I love congee-the best cure for a hangover. I like it plain with some preserved vegetables, or with shredded chicken or beef, shredded ‘scallion’ and ginger, fried garlic, chilli oil etc. But most of all I like ‘boat’ congee where you line the bowl with thinly sliced fish with a little sesame. You pour on boiling juk which cooks the fish.
Not cold enough lately to savor juk at its soul-warming best. We need for winter to arrive.
Still, I make a pot every weekend now, as the basis for weekday lunches.
Singaporeans don’t agree in spite of their proximity to the equator. We ate congee when we lived there but I always looked in wonder at Singaporeans dining alfresco, huddled around a hot pot.
At last, a colder morning here in Noo Yawk. So, at 7:30AM, I tossed a frozen block of
home-simmered chicken stock into a large pot, and added one cup of rice, five dried
oysters, a garlic bulb, four clove buds, and two sprigs of roof-garden rosemary.

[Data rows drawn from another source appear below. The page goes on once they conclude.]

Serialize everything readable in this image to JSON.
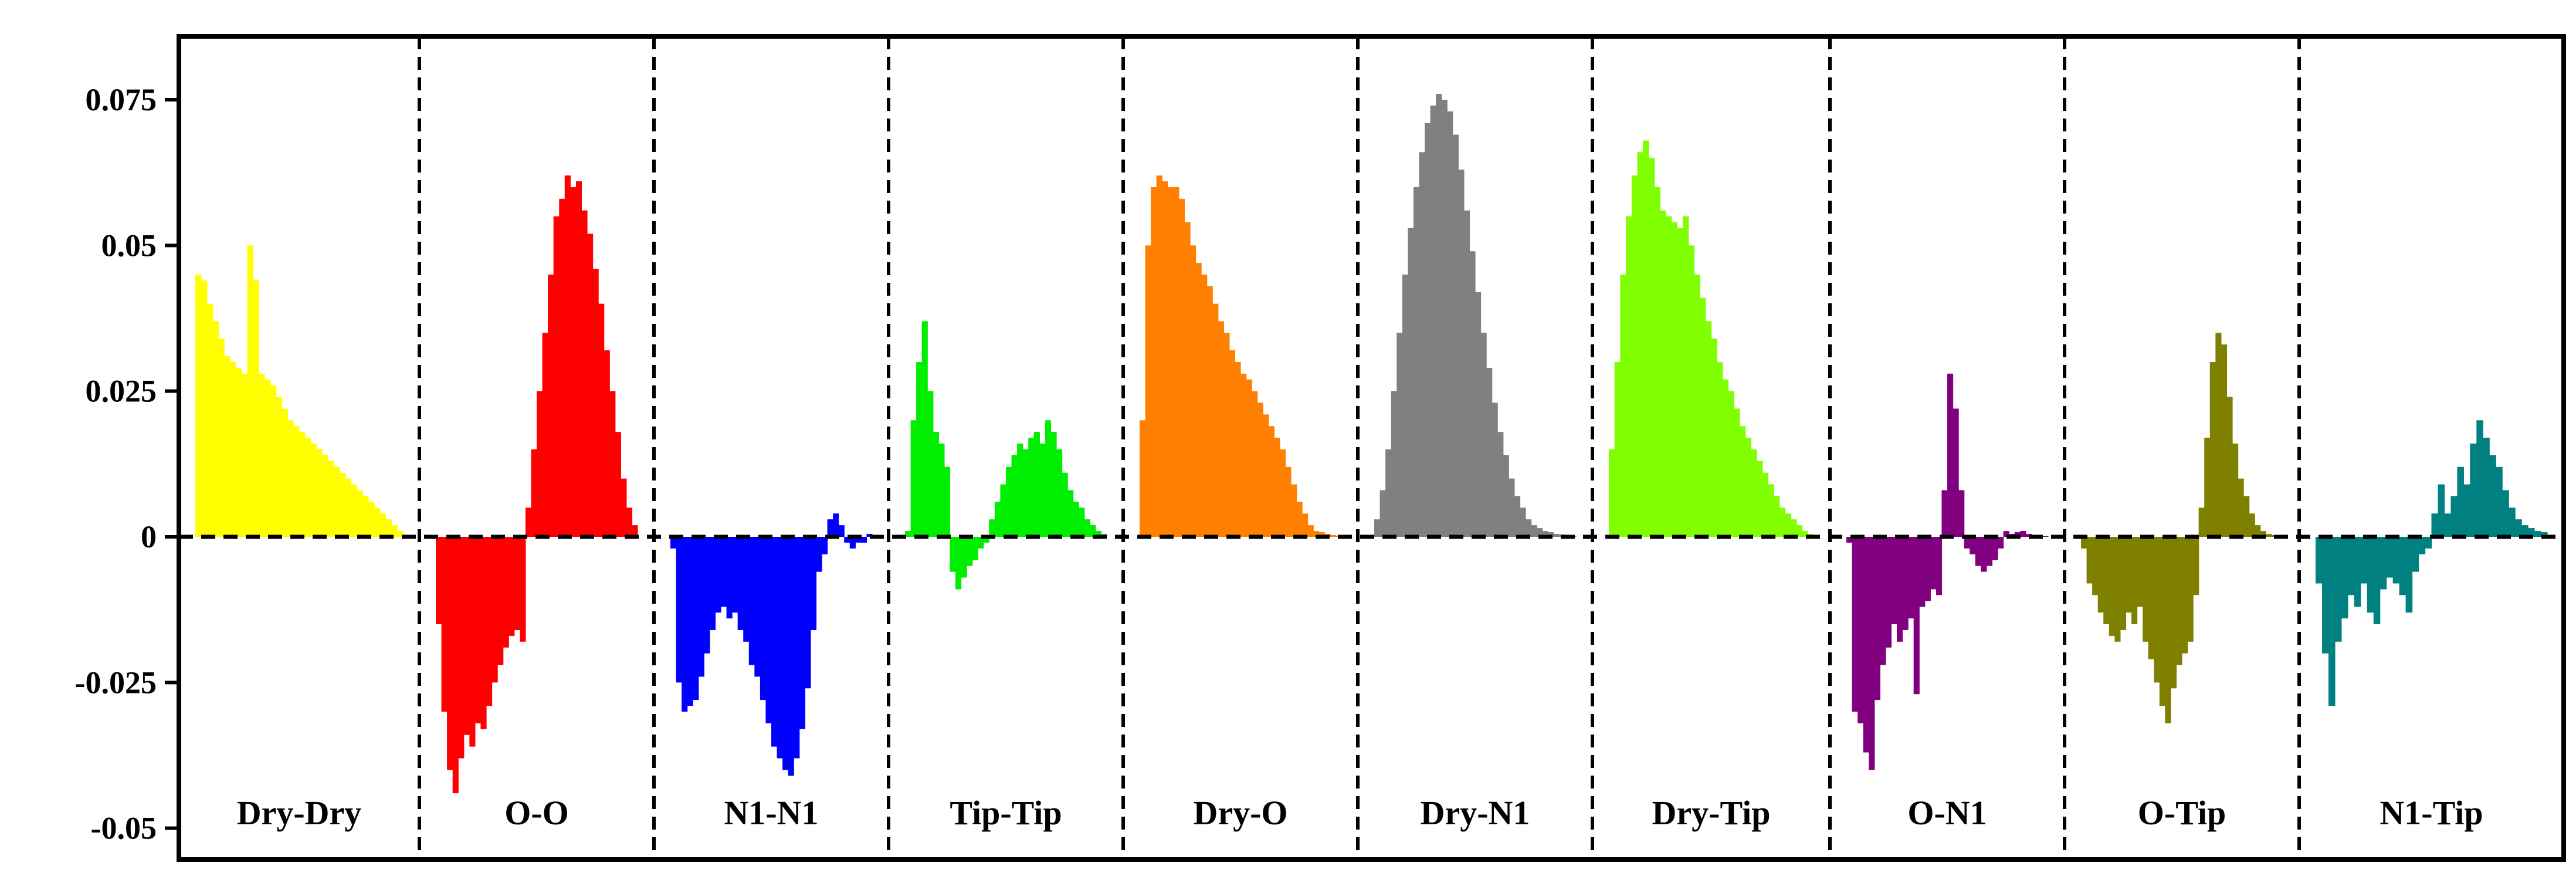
{
  "chart_data": {
    "type": "area",
    "title": "",
    "xlabel": "",
    "ylabel": "",
    "ylim": [
      -0.05,
      0.08
    ],
    "y_ticks": [
      {
        "value": 0.075,
        "label": "0.075"
      },
      {
        "value": 0.05,
        "label": "0.05"
      },
      {
        "value": 0.025,
        "label": "0.025"
      },
      {
        "value": 0,
        "label": "0"
      },
      {
        "value": -0.025,
        "label": "-0.025"
      },
      {
        "value": -0.05,
        "label": "-0.05"
      }
    ],
    "grid": false,
    "zero_line": "dashed",
    "panel_separators": "dashed",
    "panels": [
      {
        "label": "Dry-Dry",
        "color": "#ffff00",
        "values": [
          0.045,
          0.044,
          0.04,
          0.037,
          0.034,
          0.031,
          0.03,
          0.029,
          0.028,
          0.05,
          0.044,
          0.028,
          0.027,
          0.026,
          0.024,
          0.022,
          0.02,
          0.019,
          0.018,
          0.017,
          0.016,
          0.015,
          0.014,
          0.013,
          0.012,
          0.011,
          0.01,
          0.009,
          0.008,
          0.007,
          0.006,
          0.005,
          0.004,
          0.003,
          0.002,
          0.001
        ]
      },
      {
        "label": "O-O",
        "color": "#ff0000",
        "values": [
          -0.015,
          -0.03,
          -0.04,
          -0.044,
          -0.038,
          -0.034,
          -0.036,
          -0.032,
          -0.033,
          -0.029,
          -0.025,
          -0.022,
          -0.019,
          -0.017,
          -0.016,
          -0.018,
          0.005,
          0.015,
          0.025,
          0.035,
          0.045,
          0.055,
          0.058,
          0.062,
          0.06,
          0.061,
          0.056,
          0.052,
          0.046,
          0.04,
          0.032,
          0.025,
          0.018,
          0.01,
          0.005,
          0.002
        ]
      },
      {
        "label": "N1-N1",
        "color": "#0000ff",
        "values": [
          -0.002,
          -0.025,
          -0.03,
          -0.029,
          -0.028,
          -0.024,
          -0.02,
          -0.016,
          -0.013,
          -0.012,
          -0.014,
          -0.013,
          -0.016,
          -0.018,
          -0.022,
          -0.024,
          -0.028,
          -0.032,
          -0.036,
          -0.038,
          -0.04,
          -0.041,
          -0.038,
          -0.033,
          -0.026,
          -0.016,
          -0.006,
          -0.003,
          0.003,
          0.004,
          0.002,
          -0.001,
          -0.002,
          -0.001,
          -0.001,
          0.0005
        ]
      },
      {
        "label": "Tip-Tip",
        "color": "#00ee00",
        "values": [
          0.001,
          0.02,
          0.03,
          0.037,
          0.025,
          0.018,
          0.016,
          0.012,
          -0.006,
          -0.009,
          -0.007,
          -0.005,
          -0.004,
          -0.002,
          -0.001,
          0.003,
          0.006,
          0.009,
          0.012,
          0.014,
          0.016,
          0.015,
          0.017,
          0.018,
          0.016,
          0.02,
          0.018,
          0.015,
          0.011,
          0.008,
          0.006,
          0.005,
          0.003,
          0.002,
          0.001,
          0.0005
        ]
      },
      {
        "label": "Dry-O",
        "color": "#ff8000",
        "values": [
          0.02,
          0.05,
          0.06,
          0.062,
          0.061,
          0.06,
          0.06,
          0.058,
          0.054,
          0.05,
          0.047,
          0.045,
          0.043,
          0.04,
          0.037,
          0.035,
          0.032,
          0.03,
          0.028,
          0.027,
          0.025,
          0.023,
          0.021,
          0.019,
          0.017,
          0.015,
          0.012,
          0.009,
          0.006,
          0.004,
          0.002,
          0.001,
          0.0008,
          0.0005,
          0.0003,
          0.0002
        ]
      },
      {
        "label": "Dry-N1",
        "color": "#808080",
        "values": [
          0.003,
          0.008,
          0.015,
          0.025,
          0.035,
          0.045,
          0.053,
          0.06,
          0.066,
          0.071,
          0.074,
          0.076,
          0.075,
          0.073,
          0.069,
          0.063,
          0.056,
          0.049,
          0.042,
          0.035,
          0.029,
          0.023,
          0.018,
          0.014,
          0.01,
          0.007,
          0.005,
          0.003,
          0.002,
          0.0015,
          0.001,
          0.0008,
          0.0005,
          0.0004,
          0.0002,
          0.0001
        ]
      },
      {
        "label": "Dry-Tip",
        "color": "#80ff00",
        "values": [
          0.015,
          0.03,
          0.045,
          0.055,
          0.062,
          0.066,
          0.068,
          0.065,
          0.06,
          0.056,
          0.055,
          0.054,
          0.053,
          0.055,
          0.05,
          0.045,
          0.041,
          0.037,
          0.034,
          0.03,
          0.027,
          0.025,
          0.022,
          0.019,
          0.017,
          0.015,
          0.013,
          0.011,
          0.009,
          0.007,
          0.005,
          0.004,
          0.003,
          0.002,
          0.001,
          0.0005
        ]
      },
      {
        "label": "O-N1",
        "color": "#800080",
        "values": [
          -0.001,
          -0.03,
          -0.032,
          -0.037,
          -0.04,
          -0.028,
          -0.022,
          -0.019,
          -0.015,
          -0.018,
          -0.016,
          -0.014,
          -0.027,
          -0.012,
          -0.011,
          -0.009,
          -0.01,
          0.008,
          0.028,
          0.022,
          0.008,
          -0.002,
          -0.003,
          -0.005,
          -0.006,
          -0.005,
          -0.004,
          -0.002,
          0.001,
          0.0005,
          0.0008,
          0.001,
          0.0005,
          0.0003,
          0.0002,
          0.0001
        ]
      },
      {
        "label": "O-Tip",
        "color": "#808000",
        "values": [
          -0.002,
          -0.008,
          -0.01,
          -0.013,
          -0.015,
          -0.017,
          -0.018,
          -0.016,
          -0.013,
          -0.015,
          -0.012,
          -0.018,
          -0.021,
          -0.025,
          -0.029,
          -0.032,
          -0.026,
          -0.022,
          -0.02,
          -0.018,
          -0.01,
          0.005,
          0.017,
          0.03,
          0.035,
          0.033,
          0.024,
          0.016,
          0.01,
          0.007,
          0.004,
          0.002,
          0.001,
          0.0005,
          0.0003,
          0.0002
        ]
      },
      {
        "label": "N1-Tip",
        "color": "#008080",
        "values": [
          -0.008,
          -0.02,
          -0.029,
          -0.018,
          -0.014,
          -0.01,
          -0.012,
          -0.008,
          -0.013,
          -0.015,
          -0.009,
          -0.007,
          -0.008,
          -0.01,
          -0.013,
          -0.006,
          -0.003,
          -0.002,
          0.004,
          0.009,
          0.004,
          0.007,
          0.012,
          0.009,
          0.016,
          0.02,
          0.017,
          0.014,
          0.012,
          0.008,
          0.005,
          0.003,
          0.002,
          0.0015,
          0.001,
          0.0008
        ]
      }
    ]
  }
}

This will bubble gently for the next few hours, turning into a great but easy and
inexpensive lunch.
A while. It is great yet subtle.
Congee is the perfect tool for culinary experimentation. If something does not work well, boil to death and eat it anyway.
I got you. Water and rice. 5-6parts water to rice. cook on low after you get it to boil for as long as you’d like. The longer the thicker/stickier it gets. Add ingredients if you’d like. I like mine plain and I add toppers later. But our cantonese friends on this board will mix things in while cooking. Both are quite tasty.